Joanna mengangguk tanpa menoleh seraya mengambil dua kaos lain untuk ditambahkan dalam tumpukan pakaian yang dibawa Zen. Joanna juga membelikan dua jaket untuk Zen, beberapa kemeja, celana tiga perempat, jeans dan celana pendek.
"Sedari tadi orang-orang menatap kita dan berpikir kita ini sepasang kekasih. Tapi, aku merasa seperti ibumu," keluh Joanna seraya menumpuk pakaian terakhir untuk Zen.
Zen meringis. "Kau tidak tampak seperti ibu-ibu."
Joanna memutar mata. Zen bahkan tidak mengerti apa itu perumpamaan, jadi Joanna mengingatkan dirinya untuk tidak membicarakan hal-hal seperti itu lagi dengannya.
"Ayo pergi ke kamar pas dan mencobanya, lalu membayarnya. Kita masih harus membeli sepatu untukmu." Joanna memimpin Zen ke arah kamar pas.
"Haruskah aku mencobanya?" Zen menatap tumpukan pakaian itu ragu.
Joanna mengangguk mantap. "Jangan membuang waktu lagi. Kita harus kembali sebelum makan malam."
Joanna mendorong Zen ke kamar ganti, tapi ia sendiri ikut masuk.
"Apa ... apa yang kau lakukan di sini?" Zen tampak panik.
Joanna mengangkat alis. "Kau tidak perlu bantuanku?"
Zen melongo selama beberapa saat, sebelum mendorong Joanna keluar, wajahnya tampak memerah. Ia lantas meletakkan tumpukan pakaian itu di kursi tunggu, lalu kembali untuk menarik Joanna ke sebelah pakaian-pakaian yang akan dicobanya.
"Di sini saja, dan berikan aku pakaian yang harus kucoba tanpa masuk ke dalam, oke?" kata Zen seraya mengambil beberapa pakaian.
Joanna mengerutkan kening, lalu mengangguk. Sebelumnya, dia juga membantu George dan yang lain berganti pakaian karena mereka awalnya tak berani mencoba pakaian-pakaian itu. Belakangan Joanna tahu mereka khawatir jika mereka dituduh sebagai pencuri. Ia pikir, mungkin Zen akan bertingkah seperti itu dan ...
"Apa aku harus keluar dan menunjukkan padamu apakah pakaiannya pas atau tidak denganku?" tanya Zen sebelum ia masuk ke kamar pas.
"Jika kau merasa nyaman dengan pakaiannya, kau bisa mengambilnya," sahut Joanna.
Zen mengangguk, lalu ia pun masuk ke kamar pas, meninggalkan Joanna yang masih berdiri di tempatnya dengan kening berkerut dalam. Zen yang barusan ... sangat berbeda dengan Zen yang pertama kali ditemui Joanna. Zen yang barusan ... tampak sangat baik mengendalikan keadaan. Itu membuat Joanna sedikit bingung.
***
"Kalian tadi seharian pergi ke mana?" interogasi George saat ia baru pulang bekerja, membuat Jonna memutar mata.

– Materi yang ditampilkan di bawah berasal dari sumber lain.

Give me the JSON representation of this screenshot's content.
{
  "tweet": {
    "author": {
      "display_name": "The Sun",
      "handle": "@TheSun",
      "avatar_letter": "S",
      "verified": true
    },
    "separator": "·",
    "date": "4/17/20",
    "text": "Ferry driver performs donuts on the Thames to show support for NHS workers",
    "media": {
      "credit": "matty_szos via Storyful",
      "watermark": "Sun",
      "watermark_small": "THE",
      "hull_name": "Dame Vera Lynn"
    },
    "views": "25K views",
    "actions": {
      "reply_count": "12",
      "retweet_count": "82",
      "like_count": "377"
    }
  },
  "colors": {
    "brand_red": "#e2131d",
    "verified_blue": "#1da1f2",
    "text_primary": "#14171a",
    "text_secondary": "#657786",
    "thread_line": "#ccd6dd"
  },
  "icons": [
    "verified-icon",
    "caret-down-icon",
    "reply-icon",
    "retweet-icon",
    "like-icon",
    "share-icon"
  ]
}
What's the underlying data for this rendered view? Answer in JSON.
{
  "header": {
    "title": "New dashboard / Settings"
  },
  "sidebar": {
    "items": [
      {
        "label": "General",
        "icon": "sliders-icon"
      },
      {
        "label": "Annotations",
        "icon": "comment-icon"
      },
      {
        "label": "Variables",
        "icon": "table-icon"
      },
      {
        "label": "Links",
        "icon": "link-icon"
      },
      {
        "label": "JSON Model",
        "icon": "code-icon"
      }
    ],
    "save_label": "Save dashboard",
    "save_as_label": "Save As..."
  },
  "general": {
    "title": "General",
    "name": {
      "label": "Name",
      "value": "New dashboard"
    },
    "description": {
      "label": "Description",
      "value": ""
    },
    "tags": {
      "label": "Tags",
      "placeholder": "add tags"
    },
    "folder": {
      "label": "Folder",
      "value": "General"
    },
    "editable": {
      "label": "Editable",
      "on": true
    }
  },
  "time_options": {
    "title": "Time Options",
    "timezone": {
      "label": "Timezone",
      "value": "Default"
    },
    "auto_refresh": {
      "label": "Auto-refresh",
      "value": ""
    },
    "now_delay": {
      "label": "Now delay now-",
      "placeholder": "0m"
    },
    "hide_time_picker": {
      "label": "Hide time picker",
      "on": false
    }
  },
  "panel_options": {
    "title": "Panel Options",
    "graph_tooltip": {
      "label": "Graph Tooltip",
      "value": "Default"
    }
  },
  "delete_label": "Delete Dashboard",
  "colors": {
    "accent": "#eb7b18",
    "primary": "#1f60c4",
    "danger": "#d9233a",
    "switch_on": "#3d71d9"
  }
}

"Kau terdengar semanis seorang ibu, George," sarkas Joanna.
"Aku tidak bercanda, Jo," balas George tajam.
"Begitu pun aku," sahut Joanna santai. "Cepat cuci tangan dan makan, lalu istirahatlah. Kau harus beristirahat dengan cukup jika ingin menghajar Zen besok."
George mengerutkan kening. "Menghajar ... Zen?"
Joanna mengangguk. "Besok, ajari dia pertahanan diri. Kau bisa memanfaatkan itu untuk sedikit menghajarnya, kan? Asal jangan membuatnya terlalu babak belur, oke?"
George menoleh ke arah Zen yang bahkan tidak protes. George tidak tahu apa rencana pria ini, tapi besok, dia mungkin bisa menunjukkan pada Joanna bahwa sejak datang ke rumah ini, pria ini hanya berpura-pura.
***
"Sudah kubilang, untuk beberapa waktu, jangan temui aku," Thunder berbicara dalam bisikan ke arah pria berambut hitam pendek dan bermata cokelat di hadapannya.
"Ketua terus mencarimu, Thunder. Kurasa kau perlu kembali ke rumah dulu," pria berambut pendek itu berbicara.
"Hans, kukira kau bisa mengurus itu. Katakan pada ayahku jika aku akan kembali jika kurasa waktunya tepat. Dan katakan padanya aku baik-baik saja, astaga! Kau juga tidak bisa melakukan itu?" Thunder tak dapat menahan kekesalannya.
"Kau sudah menghilang selama sepuluh tahun. Begitu kembali, kau tidak langsung kembali ke rumah dan menemui ayahmu. Ketua tentu saja kebingungan dan cemas karenamu. Tidak ada yang tahu, apa yang terjadi sepuluh tahun lalu hingga membuatmu melarikan diri begitu saja. Karena itu ..."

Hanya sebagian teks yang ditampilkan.